しかしながら create_at や update_at といった情報はすべてのコメントに存在する情報で、これを取り扱うと各コメントごとに Carbon インスタンスが生成されることになります。要は4000コメントなら4000個の Carbon インスタンスが生成されます。
そしてこの Eloquent が生成する Carbon インスタンスは変化しない DateTimeZone が毎回初期化されており、これが処理時間の大半を占めていたのです。[4]
これを改善すべく、Carbon で取り扱っていたところを DateTime オブジェクトで取り扱うようにしたところ、負荷も無事下り、 #パフォーマンスも倍ほど改善 しました。

その後は致命的な問題もなく、無事全動画のコメントを移行し、コメントサーバーの引っ越しを完遂することができました。
引っ越しプロジェクトから少し後にはコメント投稿者の NG 永続化などの新機能も追加や、旧来の独自のメッセージ形式の I/F から json ベースの I/F への変更などができ、稼働も安定しています。[5]

おわりに

この引っ越しプロジェクトでは新システムの開発メンバーはもちろん、旧システムのメンバー、クライアント開発の方々、企画担当者の方々など多くの方の協力をもって進めることができました。この場をお借りして改めてお礼申し上げます。
また、引っ越し期間中はコメントの投稿や表示が行えない動画があったりなど、ユーザーの皆さんにもご協力頂きました。ありがとうございました。

今振り返ってみても PHP(Laravel)をベースに一部 Go 言語というアーキテクチャを選択したことは、期限厳守や安定稼働の観点からも当時としてはベストな選択だったと思っています。
また、ニコニコ動画システム本体も PHP で運用が続けられていますし、引き続き PHP と共に歩んでいこうと思っています。

皆様も #良きPHPライフ をお送りください!

[1]: それまでのシステムは専用のチームで開発、運用、保守を行っていました。
[2]: 「投稿者用 NG」機能とは、動画の投稿者が「NG ユーザー登録」や「NG ワード登録」によってコメントを非表示にする機能なのですが、これはサーバーサイドで各コメントの本文や投稿者 ID を正規化しながらチェックする必要があり、コメント数×NG設定数のループとなるためボトルネックとなっていました。
[3]: 既存のコメントの移行は、引っ越し前のシステムで HBase から json を出力し、それを引越し先のシステムでパースしながら DB へ INSERT していく、というような引っ越し用のバッチを作成することで実現していました。
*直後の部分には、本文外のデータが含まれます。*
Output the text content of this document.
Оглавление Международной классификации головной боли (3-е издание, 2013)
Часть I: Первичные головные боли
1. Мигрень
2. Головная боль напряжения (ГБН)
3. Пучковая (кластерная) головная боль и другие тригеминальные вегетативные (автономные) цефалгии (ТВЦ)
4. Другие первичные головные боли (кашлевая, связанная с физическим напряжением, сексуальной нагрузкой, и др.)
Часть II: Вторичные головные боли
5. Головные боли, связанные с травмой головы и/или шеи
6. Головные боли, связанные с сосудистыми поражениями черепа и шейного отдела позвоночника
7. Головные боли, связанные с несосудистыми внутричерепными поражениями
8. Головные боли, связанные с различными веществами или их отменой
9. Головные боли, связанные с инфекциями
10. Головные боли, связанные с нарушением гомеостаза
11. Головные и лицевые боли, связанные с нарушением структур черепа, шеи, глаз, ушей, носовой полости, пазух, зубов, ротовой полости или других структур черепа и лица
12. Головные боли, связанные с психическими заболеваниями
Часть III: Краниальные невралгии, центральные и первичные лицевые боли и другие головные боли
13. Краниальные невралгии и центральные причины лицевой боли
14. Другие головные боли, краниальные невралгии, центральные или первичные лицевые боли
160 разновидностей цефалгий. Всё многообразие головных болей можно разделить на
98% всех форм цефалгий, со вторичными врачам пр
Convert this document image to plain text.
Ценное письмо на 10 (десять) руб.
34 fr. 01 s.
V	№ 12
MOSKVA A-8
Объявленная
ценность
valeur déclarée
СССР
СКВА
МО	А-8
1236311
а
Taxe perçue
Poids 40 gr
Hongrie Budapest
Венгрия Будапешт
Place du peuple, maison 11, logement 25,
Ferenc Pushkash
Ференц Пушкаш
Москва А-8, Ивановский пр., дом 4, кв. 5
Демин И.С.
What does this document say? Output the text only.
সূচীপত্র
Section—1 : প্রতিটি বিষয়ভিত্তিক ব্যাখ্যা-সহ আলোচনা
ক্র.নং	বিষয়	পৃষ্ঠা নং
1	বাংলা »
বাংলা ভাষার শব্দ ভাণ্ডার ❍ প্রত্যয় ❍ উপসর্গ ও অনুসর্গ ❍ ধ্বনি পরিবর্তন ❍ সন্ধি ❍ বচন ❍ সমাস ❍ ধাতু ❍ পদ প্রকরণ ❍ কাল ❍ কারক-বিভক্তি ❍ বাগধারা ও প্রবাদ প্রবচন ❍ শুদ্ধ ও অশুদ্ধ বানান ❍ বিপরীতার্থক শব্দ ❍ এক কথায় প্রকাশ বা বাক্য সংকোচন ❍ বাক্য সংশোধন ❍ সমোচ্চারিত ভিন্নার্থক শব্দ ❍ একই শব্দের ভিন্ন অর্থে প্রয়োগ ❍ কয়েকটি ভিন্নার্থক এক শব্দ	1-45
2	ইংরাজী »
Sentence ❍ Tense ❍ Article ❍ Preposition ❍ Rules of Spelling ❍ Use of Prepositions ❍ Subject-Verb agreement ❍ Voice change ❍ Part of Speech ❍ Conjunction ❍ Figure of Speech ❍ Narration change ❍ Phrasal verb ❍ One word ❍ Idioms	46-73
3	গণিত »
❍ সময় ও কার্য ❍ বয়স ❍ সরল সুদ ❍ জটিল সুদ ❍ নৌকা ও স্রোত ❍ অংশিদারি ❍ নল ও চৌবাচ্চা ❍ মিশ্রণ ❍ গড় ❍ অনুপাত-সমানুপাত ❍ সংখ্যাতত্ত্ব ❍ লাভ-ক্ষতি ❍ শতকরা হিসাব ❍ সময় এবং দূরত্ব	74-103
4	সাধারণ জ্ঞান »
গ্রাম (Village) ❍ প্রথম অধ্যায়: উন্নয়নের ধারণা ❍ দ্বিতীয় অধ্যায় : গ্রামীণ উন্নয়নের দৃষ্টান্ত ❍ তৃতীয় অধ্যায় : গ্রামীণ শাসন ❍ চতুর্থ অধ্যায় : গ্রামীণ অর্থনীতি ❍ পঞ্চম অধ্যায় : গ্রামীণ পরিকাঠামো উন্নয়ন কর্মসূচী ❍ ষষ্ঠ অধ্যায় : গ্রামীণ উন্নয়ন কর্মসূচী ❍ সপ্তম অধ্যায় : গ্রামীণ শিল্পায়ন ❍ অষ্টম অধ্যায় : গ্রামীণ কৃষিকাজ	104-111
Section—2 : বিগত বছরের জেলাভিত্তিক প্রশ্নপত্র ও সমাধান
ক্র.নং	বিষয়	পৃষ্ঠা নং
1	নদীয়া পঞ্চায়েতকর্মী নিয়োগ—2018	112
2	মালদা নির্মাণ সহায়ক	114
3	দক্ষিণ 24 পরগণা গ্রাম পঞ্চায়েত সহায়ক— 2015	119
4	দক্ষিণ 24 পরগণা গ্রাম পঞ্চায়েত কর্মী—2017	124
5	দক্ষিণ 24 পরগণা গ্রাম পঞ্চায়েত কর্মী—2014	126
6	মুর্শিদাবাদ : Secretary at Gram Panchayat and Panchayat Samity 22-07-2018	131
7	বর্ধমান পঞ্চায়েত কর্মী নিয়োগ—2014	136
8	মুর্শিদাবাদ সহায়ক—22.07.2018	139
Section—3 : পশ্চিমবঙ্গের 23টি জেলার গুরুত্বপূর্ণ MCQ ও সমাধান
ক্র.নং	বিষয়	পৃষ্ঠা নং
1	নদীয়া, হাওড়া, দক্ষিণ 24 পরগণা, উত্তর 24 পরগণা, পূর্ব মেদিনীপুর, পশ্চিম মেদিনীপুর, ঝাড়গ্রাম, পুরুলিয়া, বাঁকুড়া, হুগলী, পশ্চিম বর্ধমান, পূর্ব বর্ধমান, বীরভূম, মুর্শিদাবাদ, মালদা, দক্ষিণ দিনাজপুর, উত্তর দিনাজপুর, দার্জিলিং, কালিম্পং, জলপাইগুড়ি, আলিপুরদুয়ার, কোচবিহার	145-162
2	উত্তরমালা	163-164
(この json はとても巨大なことがあるためストリームでパースする必要があるなど、やや工夫が必要な点があったりしましたが今回は割愛します)
[4]: どうやら DateTimeZone が内部的に timezone を検索する際に無駄な検索が走っていたなどのようで、それが影響していたものと思われます。なお、この問題は PHP8.1 で修正されているため現状は Eloquent で Carbon を取り扱ってもあまり問題にならないかもしれません。原因調査の中でこちらの記事を参考にさせて頂きました。ありがとうございます。
[5]: これらの機能追加や改善は PHP および Laravel を用いたことで、引っ越し完了後からそんなに時間をおかずに実施することができました。